Hi, I'm attempting to get flocking working from a dedicated cluster to
a cluster of workstations, with only partial success.
I think that the issue may be related to internal vs. external
networks, and so would like some input from the condor community.
We have a dedicated condor cluster which communicates completely on an
internal 10.101.x.x network, which is on an internal network interface
on each node and the head. The head node and 10 submit nodes also have
an external interface, into which people login and submit jobs. However
the schedd and startd etc. all talk to each within this pool on the
internal network.
We would like this cluster to be able to flock to a workstation cluster
that is completely on the external network.
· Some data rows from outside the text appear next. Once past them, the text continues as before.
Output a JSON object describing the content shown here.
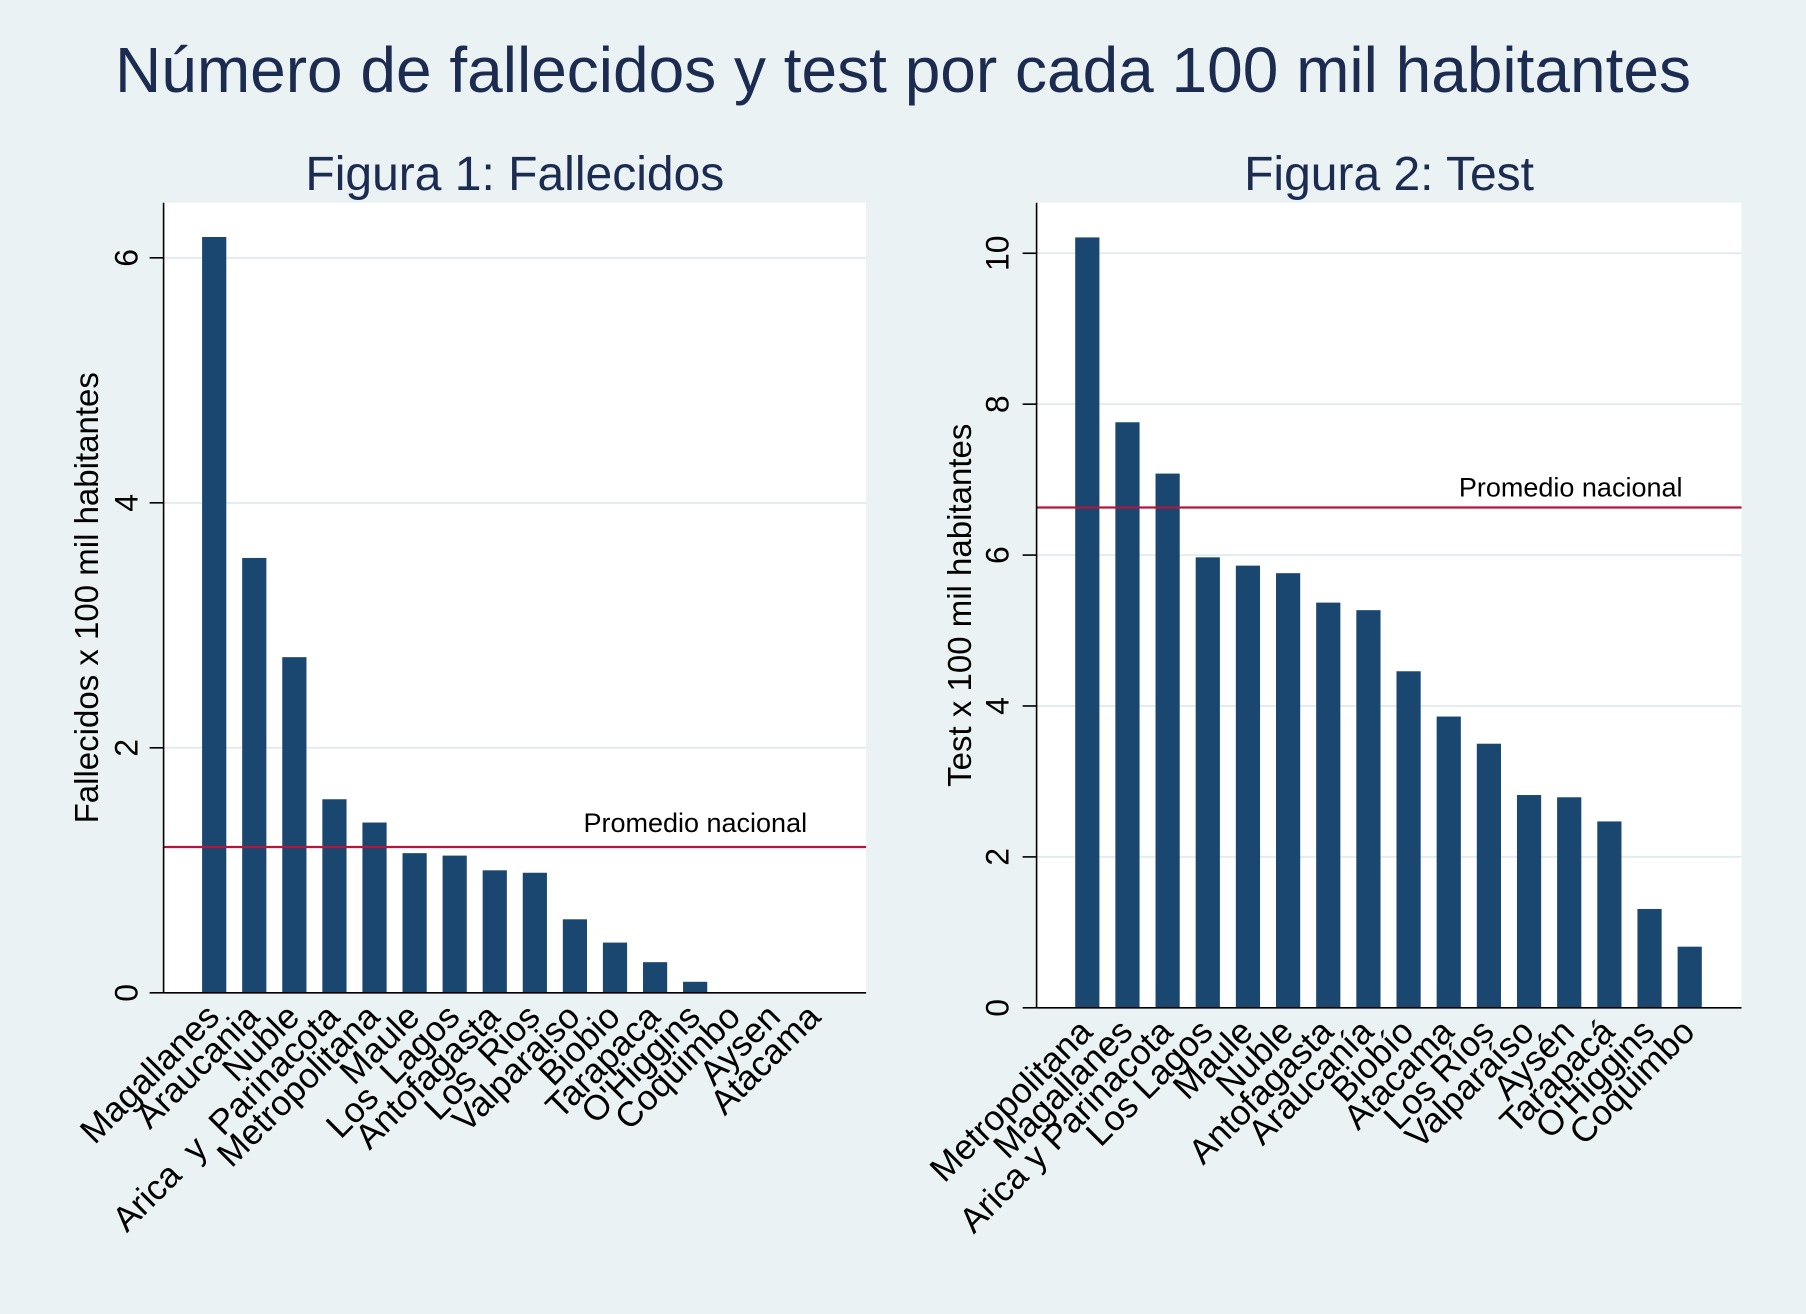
{
  "title": "Número de fallecidos y test por cada 100 mil habitantes",
  "colors": {
    "background": "#eaf2f3",
    "plot_background": "#ffffff",
    "bar": "#1a476f",
    "reference_line": "#b2173f",
    "grid": "#e3ecee",
    "title_text": "#1c2b50",
    "axis": "#000000"
  },
  "chart_data": [
    {
      "type": "bar",
      "title": "Figura 1: Fallecidos",
      "xlabel": "",
      "ylabel": "Fallecidos x 100 mil habitantes",
      "categories": [
        "Magallanes",
        "Araucania",
        "Nuble",
        "Arica  y  Parinacota",
        "Metropolitana",
        "Maule",
        "Los  Lagos",
        "Antofagasta",
        "Los  Rios",
        "Valparaiso",
        "Biobio",
        "Tarapaca",
        "O'Higgins",
        "Coquimbo",
        "Aysen",
        "Atacama"
      ],
      "values": [
        6.17,
        3.55,
        2.74,
        1.58,
        1.39,
        1.14,
        1.12,
        1.0,
        0.98,
        0.6,
        0.41,
        0.25,
        0.09,
        0,
        0,
        0
      ],
      "ylim": [
        0,
        6.45
      ],
      "yticks": [
        0,
        2,
        4,
        6
      ],
      "grid": true,
      "reference_line": {
        "label": "Promedio nacional",
        "value": 1.19
      }
    },
    {
      "type": "bar",
      "title": "Figura 2: Test",
      "xlabel": "",
      "ylabel": "Test x 100 mil habitantes",
      "categories": [
        "Metropolitana",
        "Magallanes",
        "Arica y Parinacota",
        "Los Lagos",
        "Maule",
        "Nuble",
        "Antofagasta",
        "Araucanía",
        "Biobío",
        "Atacama",
        "Los Ríos",
        "Valparaíso",
        "Aysén",
        "Tarapacá",
        "O'Higgins",
        "Coquimbo"
      ],
      "values": [
        10.21,
        7.76,
        7.08,
        5.97,
        5.86,
        5.76,
        5.37,
        5.27,
        4.46,
        3.86,
        3.5,
        2.82,
        2.79,
        2.47,
        1.31,
        0.81
      ],
      "ylim": [
        0,
        10.67
      ],
      "yticks": [
        0,
        2,
        4,
        6,
        8,
        10
      ],
      "grid": true,
      "reference_line": {
        "label": "Promedio nacional",
        "value": 6.63
      }
    }
  ]
}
The head node of this
workstation cluster can also see the internal network, but its
condor_config has explicitly set the interface to be the external one.
FLOCK_TO and FLOCK_FROM were set on both heads nodes with the explcit
external interfaces on the other head nodes, and ALLOW_READ and
ALLOW_WRITE were set to allow all machines on the external network to
be able to interact with the head node of the workstation cluster.
What I've seen is matchmaking between the two head nodes, and the
workstation nodes preparing to receive the job but timing out. I've
increased the timeout from 2 to 20 minutes without an improvement.
My question is: can the schedd on the submit nodes, which normally talk
to the other nodes on an internal network and interface, be able to
contact condor on the workstations on the external interface? If not,
what options do we have for getting the clusters to flock?